Recently, the company launched a field trial for Quadrant, a system that uses a shifting tool run on CT, rather than balls, to open individual or multiple ports between packers and pump an unlimited number of frac stages at low or high pump rates. “The system enables us to pump a 60-stage well one stage at a time, or three simultaneously,” he explained.
Liner Hanger Packers
Packers Plus is also introducing a new liner hanger packer for the compression forces required in horizontal wells where equipment needs to be pushed into the well. Configured with an anti-preset mechanism, the new design will ensure the completion system is fully installed and provide the high-pressure sealing capability of a production packer, Mr Themig noted.
Liner hanger packers, installed permanently in the well as part of the liner hanger assembly commonly used in cased holes, are increasingly being used to achieve greater well integrity and for cost efficiency, according to Terry Howard, Director of Technical Support and Training for TIW, a provider of custom-engineered drilling and completions equipment for the oil and gas industry. “Back in the 1980s, liner-top packers were run on about 20% of liners installed in wells,” he said. “Today, they are used 80% to 90% of the time.”
In many cases, operators are running the packer as standard equipment with the liner to avoid having to install one later in case of a poor cement job. “In the past, operators chose not to run the packer with the liner. However, if the top of the liner did not test well after the cement was pumped, they had to suspend operations and go back in with the packer, which involves extra days and rig time and more trips in and out of the hole,” Mr Howard said. “It comes down to overall cost, and being preemptive saves money in the long run.”
Deeper wells and higher pressures and temperatures have been drivers for improving the strength and capabilities of liner hanger packers. “Thirty years ago, a liner-top packer that would hold 5,000 differential strength was considered top of the line,” he noted. “Today, we’re at 10,000 psi and looking to go to 15,000 psi.”
TIW’s liner hanger packers are used globally, but deepwater is a key market as customers see the importance of having the additional seal, he continued. “Customers also want liner-top packers to be more robust in terms of how much pressure they will hold at increasingly higher temperatures,” Mr Howard said. “The temperature ceiling is typically around 400°F, but we have seen environments as high as 450°F, and some operators are predicting 500°F.”

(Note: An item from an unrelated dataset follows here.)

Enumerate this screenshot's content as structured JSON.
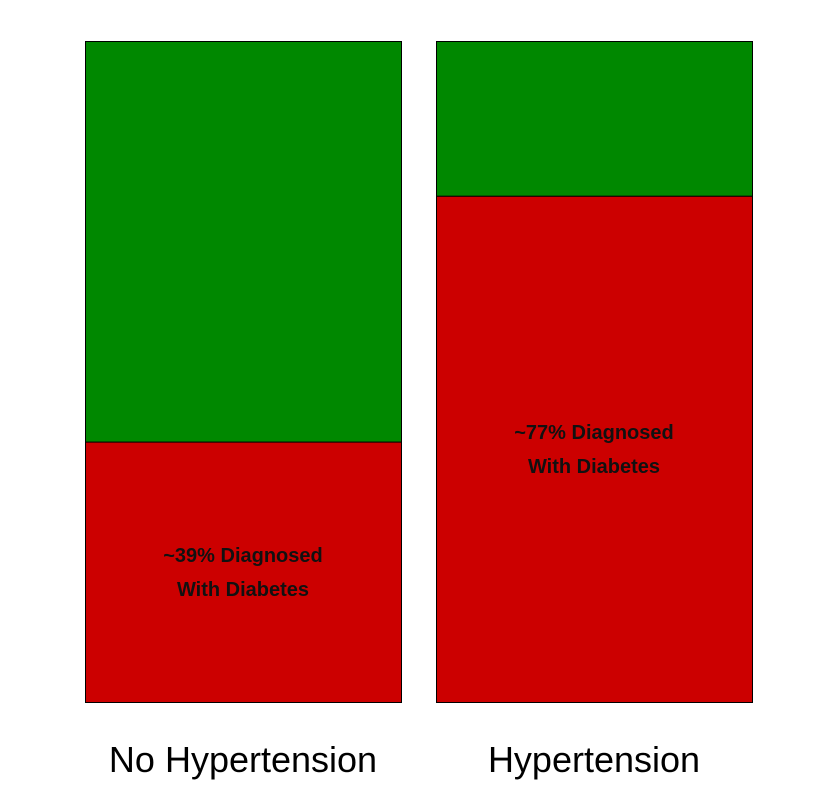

To overcome the limitations of elastomers in high temperatures, TIW has developed an expandable liner hanger packer, the XPak, which creates a metal-to-metal seal between the liner hanger and the casing where the packer is being set. Expansion is provided with a hydraulic tool that exerts a tremendous amount of force and stretches the steel tube until it contacts the outer casing. “The packer is similar to solid expandable technology in the setting method, but it provides a much more reliable seal, holds higher pressures and can operate in higher temperatures than conventional rubber compression-set packers,” he explained. “It is ideal for extreme environments.” An elastomer installed in the packer serves a secondary seal.